Der Chief Executive Officer von Coinbase (CEO), Brian Armstrong, hat die Entscheidung der British Broadcasting Corporation (BBC), die neueste Coinbase-Werbung abzulehnen, scharf kritisiert. Von Herrn Armstrong als zu nachdenklich angesehen, um im Mainstream-Fernsehen ausgestrahlt zu werden, fiel diese Werbung auf, weil sie einen Seitenhieb auf das britische Finanzsystem hatte.

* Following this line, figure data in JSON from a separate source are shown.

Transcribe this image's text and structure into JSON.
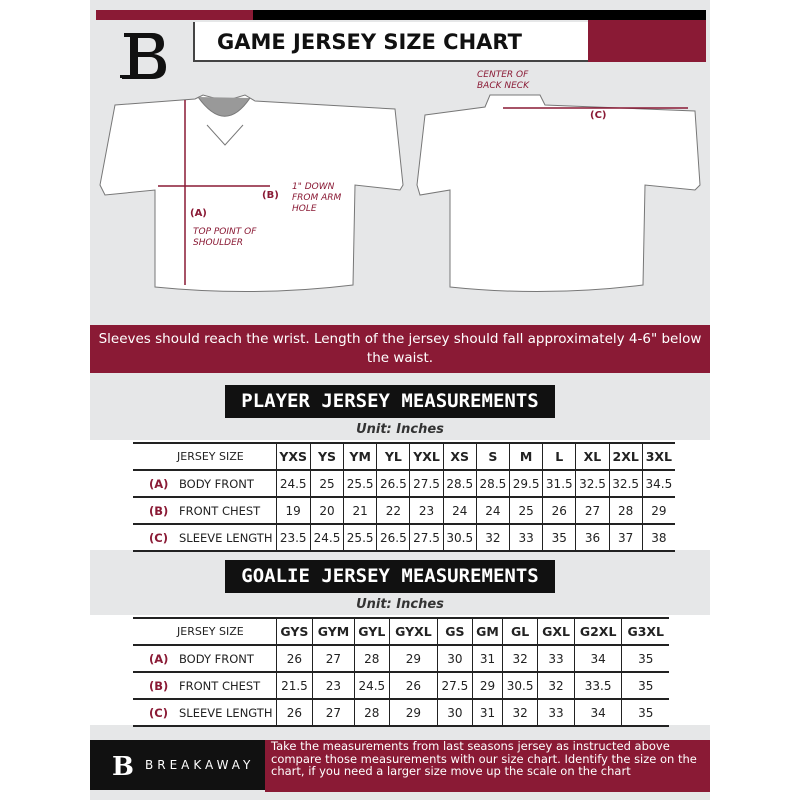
{
  "header": {
    "title": "GAME JERSEY SIZE CHART",
    "logo_letter": "B"
  },
  "diagram": {
    "front_labels": {
      "a_marker": "(A)",
      "a_note": "TOP POINT OF SHOULDER",
      "b_marker": "(B)",
      "b_note": "1\" DOWN FROM ARM HOLE"
    },
    "back_labels": {
      "c_marker": "(C)",
      "c_note": "CENTER OF BACK NECK"
    }
  },
  "banner": {
    "text": "Sleeves should reach the wrist. Length of the jersey should fall approximately 4-6\" below the waist."
  },
  "player": {
    "title": "PLAYER JERSEY MEASUREMENTS",
    "unit": "Unit: Inches",
    "size_header": "JERSEY SIZE",
    "sizes": [
      "YXS",
      "YS",
      "YM",
      "YL",
      "YXL",
      "XS",
      "S",
      "M",
      "L",
      "XL",
      "2XL",
      "3XL"
    ],
    "rows": [
      {
        "letter": "(A)",
        "label": "BODY FRONT",
        "values": [
          "24.5",
          "25",
          "25.5",
          "26.5",
          "27.5",
          "28.5",
          "28.5",
          "29.5",
          "31.5",
          "32.5",
          "32.5",
          "34.5"
        ]
      },
      {
        "letter": "(B)",
        "label": "FRONT CHEST",
        "values": [
          "19",
          "20",
          "21",
          "22",
          "23",
          "24",
          "24",
          "25",
          "26",
          "27",
          "28",
          "29"
        ]
      },
      {
        "letter": "(C)",
        "label": "SLEEVE LENGTH",
        "values": [
          "23.5",
          "24.5",
          "25.5",
          "26.5",
          "27.5",
          "30.5",
          "32",
          "33",
          "35",
          "36",
          "37",
          "38"
        ]
      }
    ]
  },
  "goalie": {
    "title": "GOALIE JERSEY MEASUREMENTS",
    "unit": "Unit: Inches",
    "size_header": "JERSEY SIZE",
    "sizes": [
      "GYS",
      "GYM",
      "GYL",
      "GYXL",
      "GS",
      "GM",
      "GL",
      "GXL",
      "G2XL",
      "G3XL"
    ],
    "rows": [
      {
        "letter": "(A)",
        "label": "BODY FRONT",
        "values": [
          "26",
          "27",
          "28",
          "29",
          "30",
          "31",
          "32",
          "33",
          "34",
          "35"
        ]
      },
      {
        "letter": "(B)",
        "label": "FRONT CHEST",
        "values": [
          "21.5",
          "23",
          "24.5",
          "26",
          "27.5",
          "29",
          "30.5",
          "32",
          "33.5",
          "35"
        ]
      },
      {
        "letter": "(C)",
        "label": "SLEEVE LENGTH",
        "values": [
          "26",
          "27",
          "28",
          "29",
          "30",
          "31",
          "32",
          "33",
          "34",
          "35"
        ]
      }
    ]
  },
  "footer": {
    "brand": "BREAKAWAY",
    "note": "Take the measurements from last seasons jersey as instructed above compare those measurements  with our size chart. Identify the size on the chart, if you need a larger size move up the scale on the chart"
  },
  "colors": {
    "accent": "#8a1a35",
    "dark": "#111111",
    "background": "#e6e7e8"
  }
}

„Wir haben keine Probleme, keinen Grund zu klagen“, – beginnt sarkastisch die Coinbase UK Werbung, die die lokale Regierung auffordert, das Finanzsystem zu aktualisieren. „Alles ist einfach in Ordnung“, – singen die Tänzer wiederholt in der Musical-ähnlichen Coinbase Werbung, während die 2-minütige Werbung mit dem Slogan endet „wenn alles in Ordnung ist, ändere nichts.“
Bald fiel die disruptive Coinbase-Krypto-Werbung dem lokalen TV-Netzwerk-Konglomerat auf, das die 2-minütige Werbung von allen verbundenen britischen TV-Kanälen entfernte. „Das Bedürfnis, das System zu aktualisieren und die Gesellschaft zu verbessern, ist keine politische Aussage“, – verkündete der CEO von Coinbase.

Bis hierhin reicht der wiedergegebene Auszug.